At present, under the Code of Practice, the law requires some form of human overseeing the vehicle, which can be remotely and passive (but must be ready to exercise control if required).

Interestingly, an AXA commissioned Opinium survey from last year suggested that, despite the fact that around 90% of Road Traffic Accidents are caused by human error, only 27% of people thought autonomous vehicles would improve road safety.

The Society of Automotive Engineers has set out five levels of autonomy in vehicles:

Level 0 involves the vehicle being fully controlled by a human;

Level 1 is where there is some form of driving assistance, such as braking control;

Level 2 is partial automation and includes a vehicle being able to control both steering and acceleration / deceleration;

Level 3 is conditional automation and is where a vehicle can make informed decisions and control itself, but requires a human to take over if it is unable to execute a task or the system fails;

Level 4 (high automation) does not even require a human to take over.

Finally,

Level 5 (full automation), involves the vehicle not requiring a human to take over in any situation and can adapt to its surroundings.

What are the challenges facing autonomous vehicles?

There are clearly lots of challenges facing engineers working on autonomous vehicles, highlighted by the recent issues and fatalities. One concern which arises is regarding potential questions over the quality of the environment scanners (and their effectiveness in bad weather). It also remains to be seen how the technology will cope with lane markings and road signs differing around the world. There is also the natural reluctance of people to relinquish control and trust their safety completely to a robot, particularly when eye contact and driver interaction still governs a significant part of driving decisions in busy and queuing traffic.

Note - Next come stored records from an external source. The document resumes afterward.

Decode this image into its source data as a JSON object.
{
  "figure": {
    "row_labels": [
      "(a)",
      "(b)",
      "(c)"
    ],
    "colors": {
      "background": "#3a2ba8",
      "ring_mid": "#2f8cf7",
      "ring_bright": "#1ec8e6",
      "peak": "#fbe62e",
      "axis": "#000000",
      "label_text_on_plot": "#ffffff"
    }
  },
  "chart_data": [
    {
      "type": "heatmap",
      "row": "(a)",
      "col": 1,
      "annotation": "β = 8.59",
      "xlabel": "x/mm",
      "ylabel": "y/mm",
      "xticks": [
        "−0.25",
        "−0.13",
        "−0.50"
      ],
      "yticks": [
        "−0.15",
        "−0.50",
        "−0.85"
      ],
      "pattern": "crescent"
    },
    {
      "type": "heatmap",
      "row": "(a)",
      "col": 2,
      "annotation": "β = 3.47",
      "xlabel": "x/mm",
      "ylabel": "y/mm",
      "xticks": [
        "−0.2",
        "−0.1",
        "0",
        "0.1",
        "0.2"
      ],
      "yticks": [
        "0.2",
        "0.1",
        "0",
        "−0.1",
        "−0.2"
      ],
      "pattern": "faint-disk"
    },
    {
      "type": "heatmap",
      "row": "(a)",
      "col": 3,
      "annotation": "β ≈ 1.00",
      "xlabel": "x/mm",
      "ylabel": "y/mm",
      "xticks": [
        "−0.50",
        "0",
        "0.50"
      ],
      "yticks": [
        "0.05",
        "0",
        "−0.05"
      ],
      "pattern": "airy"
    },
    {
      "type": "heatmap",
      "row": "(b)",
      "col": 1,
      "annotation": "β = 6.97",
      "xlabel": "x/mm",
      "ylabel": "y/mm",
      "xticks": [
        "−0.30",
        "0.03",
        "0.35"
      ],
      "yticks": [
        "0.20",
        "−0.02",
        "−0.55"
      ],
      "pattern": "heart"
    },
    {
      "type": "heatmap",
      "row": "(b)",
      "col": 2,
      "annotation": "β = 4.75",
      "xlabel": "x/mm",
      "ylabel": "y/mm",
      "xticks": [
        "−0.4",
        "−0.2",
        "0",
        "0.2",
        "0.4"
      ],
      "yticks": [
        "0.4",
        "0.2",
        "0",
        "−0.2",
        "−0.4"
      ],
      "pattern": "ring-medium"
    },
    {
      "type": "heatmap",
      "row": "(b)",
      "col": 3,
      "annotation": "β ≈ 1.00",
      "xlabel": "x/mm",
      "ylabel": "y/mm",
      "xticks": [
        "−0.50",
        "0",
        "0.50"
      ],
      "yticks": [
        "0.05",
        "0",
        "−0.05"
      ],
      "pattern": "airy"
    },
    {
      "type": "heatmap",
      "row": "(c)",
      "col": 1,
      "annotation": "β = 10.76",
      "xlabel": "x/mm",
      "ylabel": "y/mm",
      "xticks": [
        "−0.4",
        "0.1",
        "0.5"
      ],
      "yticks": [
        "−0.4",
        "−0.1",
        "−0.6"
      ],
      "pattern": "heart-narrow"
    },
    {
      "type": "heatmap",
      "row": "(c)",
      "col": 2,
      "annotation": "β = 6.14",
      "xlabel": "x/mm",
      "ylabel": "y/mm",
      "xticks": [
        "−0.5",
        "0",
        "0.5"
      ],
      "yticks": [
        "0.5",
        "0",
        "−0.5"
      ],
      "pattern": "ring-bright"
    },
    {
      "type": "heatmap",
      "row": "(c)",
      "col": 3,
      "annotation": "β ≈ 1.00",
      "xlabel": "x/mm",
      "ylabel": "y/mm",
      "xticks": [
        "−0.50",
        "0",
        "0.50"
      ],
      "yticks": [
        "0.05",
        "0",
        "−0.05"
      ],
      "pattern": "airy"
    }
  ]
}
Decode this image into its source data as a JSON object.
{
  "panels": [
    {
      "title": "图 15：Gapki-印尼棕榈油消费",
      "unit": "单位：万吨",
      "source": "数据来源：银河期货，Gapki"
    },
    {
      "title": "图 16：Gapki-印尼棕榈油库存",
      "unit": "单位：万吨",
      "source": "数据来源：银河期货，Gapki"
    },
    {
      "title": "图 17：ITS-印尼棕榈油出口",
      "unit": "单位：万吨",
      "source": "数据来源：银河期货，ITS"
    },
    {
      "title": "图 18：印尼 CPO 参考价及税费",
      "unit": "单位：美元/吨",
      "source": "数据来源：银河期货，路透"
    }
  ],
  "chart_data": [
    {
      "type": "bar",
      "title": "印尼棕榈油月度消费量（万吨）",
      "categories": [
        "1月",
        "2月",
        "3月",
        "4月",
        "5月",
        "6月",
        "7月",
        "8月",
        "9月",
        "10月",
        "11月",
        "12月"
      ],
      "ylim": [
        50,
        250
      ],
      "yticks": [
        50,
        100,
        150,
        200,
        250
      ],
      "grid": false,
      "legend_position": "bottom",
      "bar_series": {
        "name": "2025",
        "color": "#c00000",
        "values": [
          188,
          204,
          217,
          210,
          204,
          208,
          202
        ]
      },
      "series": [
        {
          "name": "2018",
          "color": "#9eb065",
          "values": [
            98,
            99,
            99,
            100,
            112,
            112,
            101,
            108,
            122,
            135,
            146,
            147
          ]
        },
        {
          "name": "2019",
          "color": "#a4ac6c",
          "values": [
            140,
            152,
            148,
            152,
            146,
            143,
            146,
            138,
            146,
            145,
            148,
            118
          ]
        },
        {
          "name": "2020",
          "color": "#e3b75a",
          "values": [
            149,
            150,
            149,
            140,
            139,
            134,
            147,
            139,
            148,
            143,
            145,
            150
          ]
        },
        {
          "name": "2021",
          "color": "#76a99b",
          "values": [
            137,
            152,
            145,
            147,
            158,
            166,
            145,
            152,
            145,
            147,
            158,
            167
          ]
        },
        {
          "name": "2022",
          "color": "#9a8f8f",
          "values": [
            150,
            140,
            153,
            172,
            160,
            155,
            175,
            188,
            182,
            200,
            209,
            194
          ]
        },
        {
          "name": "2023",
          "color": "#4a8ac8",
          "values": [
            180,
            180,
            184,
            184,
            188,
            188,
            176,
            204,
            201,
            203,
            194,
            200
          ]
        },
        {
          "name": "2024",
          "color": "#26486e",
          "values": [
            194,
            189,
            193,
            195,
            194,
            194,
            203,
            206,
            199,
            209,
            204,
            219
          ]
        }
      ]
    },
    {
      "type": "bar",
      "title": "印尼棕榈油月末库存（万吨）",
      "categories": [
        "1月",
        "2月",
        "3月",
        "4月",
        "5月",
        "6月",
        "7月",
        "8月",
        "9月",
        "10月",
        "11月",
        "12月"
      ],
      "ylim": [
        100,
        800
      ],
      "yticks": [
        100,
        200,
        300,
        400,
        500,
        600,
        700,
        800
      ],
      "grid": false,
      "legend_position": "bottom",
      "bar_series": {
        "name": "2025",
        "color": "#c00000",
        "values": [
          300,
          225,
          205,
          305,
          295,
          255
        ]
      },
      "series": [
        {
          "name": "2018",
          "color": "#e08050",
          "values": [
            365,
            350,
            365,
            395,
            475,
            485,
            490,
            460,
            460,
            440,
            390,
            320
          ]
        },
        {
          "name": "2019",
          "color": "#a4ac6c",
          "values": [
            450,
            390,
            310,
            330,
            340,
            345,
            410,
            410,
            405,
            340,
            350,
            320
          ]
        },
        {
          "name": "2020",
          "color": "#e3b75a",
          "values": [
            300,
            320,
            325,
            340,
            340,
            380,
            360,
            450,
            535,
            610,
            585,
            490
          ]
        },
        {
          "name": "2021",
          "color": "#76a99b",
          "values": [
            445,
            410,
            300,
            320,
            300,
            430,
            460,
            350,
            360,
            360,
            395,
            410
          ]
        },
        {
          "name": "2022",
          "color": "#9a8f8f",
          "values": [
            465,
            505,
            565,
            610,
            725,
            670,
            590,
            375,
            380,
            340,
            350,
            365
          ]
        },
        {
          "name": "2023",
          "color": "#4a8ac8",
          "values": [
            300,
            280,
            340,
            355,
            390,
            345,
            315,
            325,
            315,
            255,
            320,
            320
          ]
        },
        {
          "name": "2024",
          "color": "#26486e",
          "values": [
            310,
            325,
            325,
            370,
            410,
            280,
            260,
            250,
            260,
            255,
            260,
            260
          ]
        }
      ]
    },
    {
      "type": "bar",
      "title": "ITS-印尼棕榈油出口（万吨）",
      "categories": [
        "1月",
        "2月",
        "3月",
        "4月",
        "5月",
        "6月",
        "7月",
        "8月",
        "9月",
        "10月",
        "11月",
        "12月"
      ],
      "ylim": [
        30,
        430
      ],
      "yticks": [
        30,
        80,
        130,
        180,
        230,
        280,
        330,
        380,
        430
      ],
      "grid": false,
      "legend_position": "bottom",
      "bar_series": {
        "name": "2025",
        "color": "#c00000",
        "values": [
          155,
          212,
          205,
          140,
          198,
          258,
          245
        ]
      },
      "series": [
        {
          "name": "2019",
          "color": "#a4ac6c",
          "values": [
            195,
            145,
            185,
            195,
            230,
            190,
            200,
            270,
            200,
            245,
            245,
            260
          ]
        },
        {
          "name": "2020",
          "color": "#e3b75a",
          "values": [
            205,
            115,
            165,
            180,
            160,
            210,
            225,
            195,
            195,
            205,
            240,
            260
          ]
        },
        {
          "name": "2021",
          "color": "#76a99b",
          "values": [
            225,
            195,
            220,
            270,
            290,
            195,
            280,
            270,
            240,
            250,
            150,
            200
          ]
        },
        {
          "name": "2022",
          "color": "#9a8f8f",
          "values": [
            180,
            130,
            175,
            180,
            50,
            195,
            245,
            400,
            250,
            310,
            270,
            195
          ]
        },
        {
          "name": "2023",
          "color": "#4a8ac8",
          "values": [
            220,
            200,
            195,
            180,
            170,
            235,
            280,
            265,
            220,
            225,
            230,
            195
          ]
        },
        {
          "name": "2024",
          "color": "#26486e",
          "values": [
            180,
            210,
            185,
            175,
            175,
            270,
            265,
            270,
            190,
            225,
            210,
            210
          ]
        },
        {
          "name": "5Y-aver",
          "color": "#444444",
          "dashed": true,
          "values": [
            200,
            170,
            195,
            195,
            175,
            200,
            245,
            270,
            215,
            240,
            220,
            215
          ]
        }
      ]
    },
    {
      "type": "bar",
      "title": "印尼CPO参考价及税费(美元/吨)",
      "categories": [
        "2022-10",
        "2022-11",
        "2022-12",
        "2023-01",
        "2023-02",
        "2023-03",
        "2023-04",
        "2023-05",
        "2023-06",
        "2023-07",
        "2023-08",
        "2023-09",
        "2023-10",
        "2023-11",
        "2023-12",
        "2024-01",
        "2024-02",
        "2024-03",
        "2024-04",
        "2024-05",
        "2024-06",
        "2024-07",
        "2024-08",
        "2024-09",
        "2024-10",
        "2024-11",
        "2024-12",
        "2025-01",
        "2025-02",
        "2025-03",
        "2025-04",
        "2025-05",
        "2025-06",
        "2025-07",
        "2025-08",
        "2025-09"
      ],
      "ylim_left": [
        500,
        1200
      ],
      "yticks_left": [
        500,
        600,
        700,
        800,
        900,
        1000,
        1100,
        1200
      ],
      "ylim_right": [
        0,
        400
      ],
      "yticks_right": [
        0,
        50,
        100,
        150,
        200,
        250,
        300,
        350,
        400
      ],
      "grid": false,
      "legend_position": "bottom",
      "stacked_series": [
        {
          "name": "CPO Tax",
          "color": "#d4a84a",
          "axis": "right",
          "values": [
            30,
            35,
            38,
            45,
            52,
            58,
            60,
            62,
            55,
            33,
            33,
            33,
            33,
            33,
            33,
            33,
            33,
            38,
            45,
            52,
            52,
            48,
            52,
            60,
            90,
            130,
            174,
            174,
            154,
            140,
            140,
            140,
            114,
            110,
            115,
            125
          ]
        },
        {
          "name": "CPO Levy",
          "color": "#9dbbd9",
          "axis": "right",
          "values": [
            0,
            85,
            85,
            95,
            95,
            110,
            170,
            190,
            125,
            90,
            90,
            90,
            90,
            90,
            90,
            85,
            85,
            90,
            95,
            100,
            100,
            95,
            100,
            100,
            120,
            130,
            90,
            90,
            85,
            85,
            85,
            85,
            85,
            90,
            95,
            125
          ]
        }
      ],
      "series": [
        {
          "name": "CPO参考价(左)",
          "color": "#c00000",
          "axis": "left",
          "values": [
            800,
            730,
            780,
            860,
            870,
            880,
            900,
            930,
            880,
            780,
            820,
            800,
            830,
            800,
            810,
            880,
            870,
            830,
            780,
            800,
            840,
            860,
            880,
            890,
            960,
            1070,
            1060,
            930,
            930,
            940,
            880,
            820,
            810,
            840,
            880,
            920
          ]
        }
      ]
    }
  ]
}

In such situations, where an autonomous or semi-autonomous vehicle has been involved in a Road Traffic Accident, it is unlikely to be a straightforward issue in determining any finding of fault. At present liability for a non autonomous vehicle will generally lie with the driver of the vehicle at fault. However, where a driver has relinquished some or all control of the vehicle arguments are likely to arise directed at other involved parties.

The Autonomous and Electric Vehicles Act 2018 allows an insurance company to recover damages from the manufacturer of an autonomous vehicle (levels 4 and 5) if the technology is to blame for the cause of the accident.

However, semi-autonomous vehicles (levels 1, 2 and 3) are not governed by the Act and there is clearly potential for complex arguments on liability in Road Traffic Accidents involving these vehicles. There could well be issues raised as to whether the driver or the manufacturer was at fault. There could also be the potential of additional arguments both in relation to the last person to have serviced or calibrated the vehicle and also arguments under the Consumer Protection Act 1987 and/or the Supply of Goods and Services Act 1982.

James Braund, specialist Personal Injury and Clinical Negligence solicitor and Senior Associate at Trethowans LLP’s Dorset offices comments:

“At present, the law relating to semi autonomous vehicles appears caught in something of a limbo between fully driven vehicles, subject to many years worth of legislation and case law and fully autonomous vehicles and driverless vehicles, subject only to the Autonomous and Electric Vehicles Act 2018 and the Code of Practice. It is easy to foresee a myriad of scenarios when complex technological arguments (potentially relating to the manufacture, calibration and maintenance) could be raised as to exactly who was at fault in accidents involving semi autonomous vehicles”.